Même si la philosophie islamique n’est pas sa spécialité, il accepte de l’enseigner. En effet, il a avec elle une «certaine familiarité», d’abord par tradition familiale, comme on l’a vu ; par la rédaction d’une contribution pour l’Unesco, intitulé ‘’contre l’autorité de la tradition : une analyse du doute d’Al Ghazali’’ ; surtout par la lecture du poète et penseur indien Mohamed Iqbal, à propos duquel il écrit, «j’ai appris à habiter sa pensée, à la faire véritablement mienne, en l’enseignant à mes étudiants».

Et puis, à Paris, outre le « sérieux des études de philosophie », il passait du temps « à la mosquée de Paris, à un jet de pierre du lycée Louis-le Grand et de l’ENS, à prier et lire le coran ».

Si la philosophe et auteure de nombreux ouvrages Catherine Clément a dit de lui qu’il était « Althussérien et soufi », en réalité les deux auteurs de référence du professeur Diagne sont Mohamed Iqbal et Henri Bergson.

En 1999, il est invité par l’université américaine de Northwestern pour dispenser, pendant un trimestre, deux cours, l’un sur un sujet africain, l’autre sur la philosophie islamique. Dans cette université située dans la banlieue de Chicago, il fait deux rencontres décisives. La première avec l’historien de l’islam en Afrique John Hunwick, que ces disciples appellent Cheikh John, pionnier des ‘’Timbuktu Stidies’’, et auteur d’une monumentale ‘’Arabic literature of Africa’’. La seconde avec Jane Guyer, directrice de l’institut d’études africaines, avec qui il aura « une longue conversation qui allait décider du nouveau tournant américain de [son] parcours ». Elle lui propose de réfléchir à transformer une «visite de quelques semaines en une situation permanente». L’Amérique deviendra, pour sa famille et lui, leur pays d’adoption. «Et enseigner la philosophie islamique dans l’Amérique d’après 11 septembre (2001) avait désormais un tout autre sens». Son séminaire de philosophie islamique devait refuser du monde.  Le professeur Diagne a le souci de montrer que «derrière le bruit et la fureur qu’évoquait le mot ‘’islam’’, il y avait une riche tradition spirituelle et intellectuelle plus que millénaire». En 2008, il rejoint l’université Columbia à New-York, pour y continuer sa brillante carrière de chercheur, d’enseignant et d’auteur.

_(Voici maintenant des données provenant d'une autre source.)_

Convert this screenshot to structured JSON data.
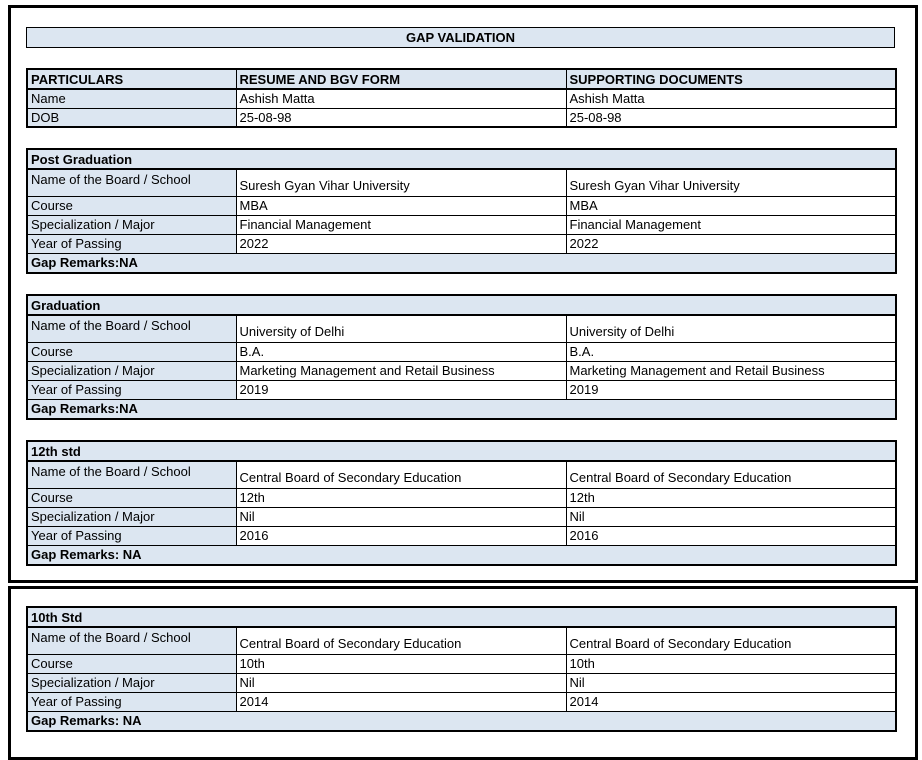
{
  "colors": {
    "shade": "#dce6f1",
    "page_border": "#000000"
  },
  "title": "GAP VALIDATION",
  "summary": {
    "headers": [
      "PARTICULARS",
      "RESUME AND BGV FORM",
      "SUPPORTING DOCUMENTS"
    ],
    "rows": [
      {
        "label": "Name",
        "resume": "Ashish Matta",
        "supporting": "Ashish Matta"
      },
      {
        "label": "DOB",
        "resume": "25-08-98",
        "supporting": "25-08-98"
      }
    ]
  },
  "sections": [
    {
      "title": "Post Graduation",
      "rows": [
        {
          "label": "Name of the Board / School",
          "resume": "Suresh Gyan Vihar University",
          "supporting": "Suresh Gyan Vihar University"
        },
        {
          "label": "Course",
          "resume": "MBA",
          "supporting": "MBA"
        },
        {
          "label": "Specialization / Major",
          "resume": "Financial Management",
          "supporting": "Financial Management"
        },
        {
          "label": "Year of Passing",
          "resume": "2022",
          "supporting": "2022"
        }
      ],
      "gap_remarks": "Gap Remarks:NA"
    },
    {
      "title": "Graduation",
      "rows": [
        {
          "label": "Name of the Board / School",
          "resume": "University of Delhi",
          "supporting": "University of Delhi"
        },
        {
          "label": "Course",
          "resume": "B.A.",
          "supporting": "B.A."
        },
        {
          "label": "Specialization / Major",
          "resume": "Marketing Management and Retail Business",
          "supporting": "Marketing Management and Retail Business"
        },
        {
          "label": "Year of Passing",
          "resume": "2019",
          "supporting": "2019"
        }
      ],
      "gap_remarks": "Gap Remarks:NA"
    },
    {
      "title": "12th std",
      "rows": [
        {
          "label": "Name of the Board / School",
          "resume": "Central Board of Secondary Education",
          "supporting": "Central Board of Secondary Education"
        },
        {
          "label": "Course",
          "resume": "12th",
          "supporting": "12th"
        },
        {
          "label": "Specialization / Major",
          "resume": "Nil",
          "supporting": "Nil"
        },
        {
          "label": "Year of Passing",
          "resume": "2016",
          "supporting": "2016"
        }
      ],
      "gap_remarks": "Gap Remarks: NA"
    },
    {
      "title": "10th Std",
      "rows": [
        {
          "label": "Name of the Board / School",
          "resume": "Central Board of Secondary Education",
          "supporting": "Central Board of Secondary Education"
        },
        {
          "label": "Course",
          "resume": "10th",
          "supporting": "10th"
        },
        {
          "label": "Specialization / Major",
          "resume": "Nil",
          "supporting": "Nil"
        },
        {
          "label": "Year of Passing",
          "resume": "2014",
          "supporting": "2014"
        }
      ],
      "gap_remarks": "Gap Remarks: NA"
    }
  ]
}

L’auteur parle longuement de la tradition soufie, de façon passionnante et didactique. Il faudrait presque citer chaque page de ce livre d’à peine deux cents pages, mais d’une grande richesse.

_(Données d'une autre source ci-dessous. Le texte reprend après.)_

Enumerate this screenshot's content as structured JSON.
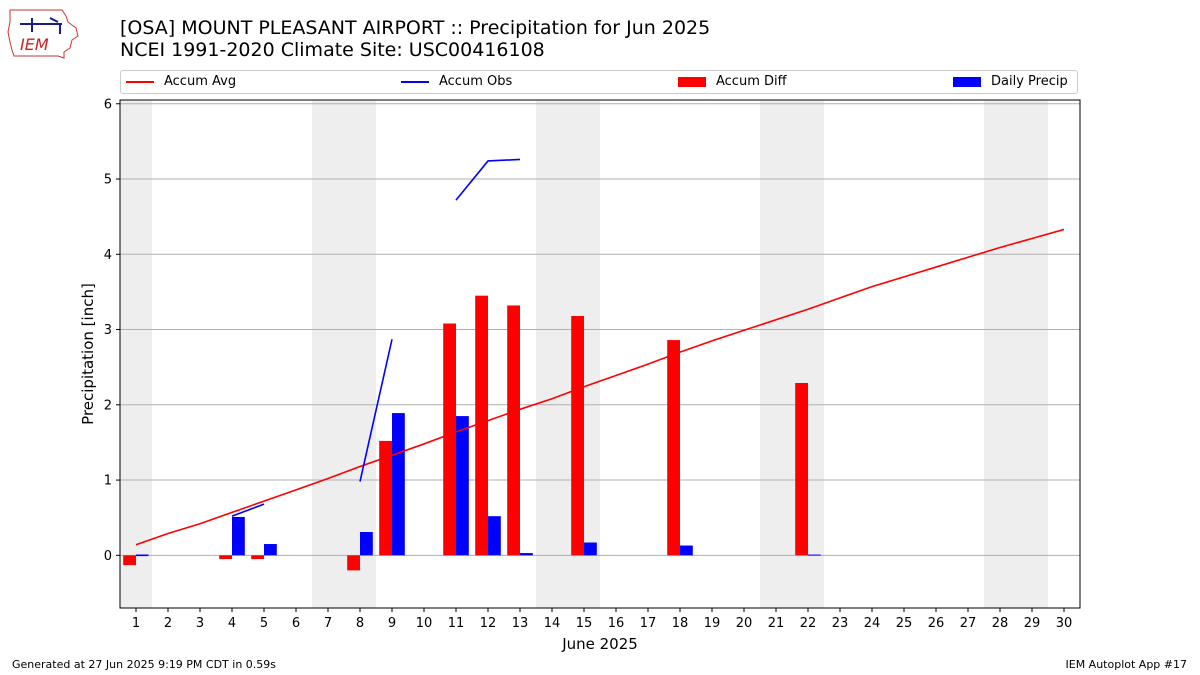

« Qu’est-ce qu’un livre qui compte dans une vie ? C’est celui qui constitue pour son lecteur une expérience de vérité, cela vaut non seulement pour un livre d’idées, mais aussi, parfois plus profondément, pour un poème ou roman. (…..) En faisant surgir une vérité invisible au départ, ce livre illumine notre esprit, s’y incorpore et devient notre » (Edgar Morin, ‘’les souvenirs viennent à ma rencontre’’).

Majid Kamil

PS : Cet article aurait dû être la seconde partie de la chronique sur les nouvelles technologies. Mais j’ai eu envie de partager avec vous la lecture du livre du professeur Souleymane Bachir Diagne, avant de revenir à mon article précédent.